ABSTRACT -- Ballooning offers cutting-edge science discoveries with state-of-the-art instruments in a near-space environment. Driven mainly by science, the investigations also play important roles in training experimental space scientists and engineers, and in developing new instruments for future space missions. The Antarctic balloon program has been spectacularly successful with flight durations of up to 42 days. Three science payloads have been flown simultaneously during the last two seasons. The Advanced Thin Ionization Calorimeter (ATIC), the Balloon borne Experiment with a Superconducting Spectrometer (BESS), and the Cosmic Ray Energetics And Mass (CREAM) investigations were flown during the 2007 – 2008 season. These payloads were configured with particle detectors to study cosmic-ray origin, acceleration and propagation. They were used to search for exotic sources, such as dark matter and antimatter, and to explore a possible limit to particle acceleration in supernovas. I will review their results and discuss some challenges to mission implementation.

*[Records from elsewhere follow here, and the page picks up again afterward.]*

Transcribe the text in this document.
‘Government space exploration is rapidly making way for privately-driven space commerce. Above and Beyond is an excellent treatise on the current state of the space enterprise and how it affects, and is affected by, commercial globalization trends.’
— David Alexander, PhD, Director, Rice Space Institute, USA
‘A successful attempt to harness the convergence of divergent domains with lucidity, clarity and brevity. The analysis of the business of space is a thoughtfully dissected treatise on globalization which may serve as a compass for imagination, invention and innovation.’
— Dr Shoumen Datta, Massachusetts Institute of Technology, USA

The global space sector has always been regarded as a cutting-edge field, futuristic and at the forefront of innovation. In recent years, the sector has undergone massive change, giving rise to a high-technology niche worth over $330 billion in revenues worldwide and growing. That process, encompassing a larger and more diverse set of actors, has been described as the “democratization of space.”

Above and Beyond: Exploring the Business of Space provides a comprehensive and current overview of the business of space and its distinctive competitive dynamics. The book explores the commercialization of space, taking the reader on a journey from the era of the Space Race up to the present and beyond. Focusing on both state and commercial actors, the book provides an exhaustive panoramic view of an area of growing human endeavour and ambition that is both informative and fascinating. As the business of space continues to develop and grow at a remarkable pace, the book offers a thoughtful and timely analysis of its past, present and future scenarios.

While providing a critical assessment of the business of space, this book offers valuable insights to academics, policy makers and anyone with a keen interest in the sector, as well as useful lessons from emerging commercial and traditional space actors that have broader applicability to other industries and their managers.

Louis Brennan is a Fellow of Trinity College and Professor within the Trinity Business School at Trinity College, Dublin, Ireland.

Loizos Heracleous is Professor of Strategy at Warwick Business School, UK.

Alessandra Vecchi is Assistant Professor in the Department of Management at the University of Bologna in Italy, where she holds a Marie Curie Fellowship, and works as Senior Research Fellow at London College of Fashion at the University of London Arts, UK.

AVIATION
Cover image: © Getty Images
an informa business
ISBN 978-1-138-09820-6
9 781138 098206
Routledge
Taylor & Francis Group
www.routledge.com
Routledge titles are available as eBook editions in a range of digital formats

SPEAKER -- Dr. Eun-Suk Seo is an Associate Professor in the University of Maryland's Department of Physics and Institute for Physical Science and Technology. She received her Ph.D. in 1991 from Louisiana State University, including two years as a visiting graduate student at NASA's Goddard Space Flight Center. She and her group employ satellite and balloon-borne instruments to make direct measurements of cosmic rays. Her research projects focus on searches for exotic matter, such as antimatter and dark matter, and direct measurements of galactic cosmic rays to understand their origin, acceleration, and propagation. She has worked on numerous projects for the detection and characterization of cosmic rays, including four major international collaborations: ATIC (the Advanced Thin Ionization Calorimeter), AMS (the Alpha Magnetic Spectrometer for the International Space Station), BESS (the Balloon-borne Experiment with a Superconducting magnet Spectrometer), and CREAM (the Cosmic Ray Energetics and Mass investigation, which she leads). She received a Presidential Early Career Award for Scientists and Engineers, 1997; a NASA Group Achievement Award, 2006; and an Antarctica Service Medal, 2008. She was a member of the NASA Astrophysics Working Group, 1997-1998; NASA-Korea Investigators Consultative Group 1997-2002; the ACCESS Investigators Working Group, 1998-2001; the NASA Astronomy and Physics Working Group, 2002-2004; and the NASA Scientific Ballooning Roadmap Team (2004-present).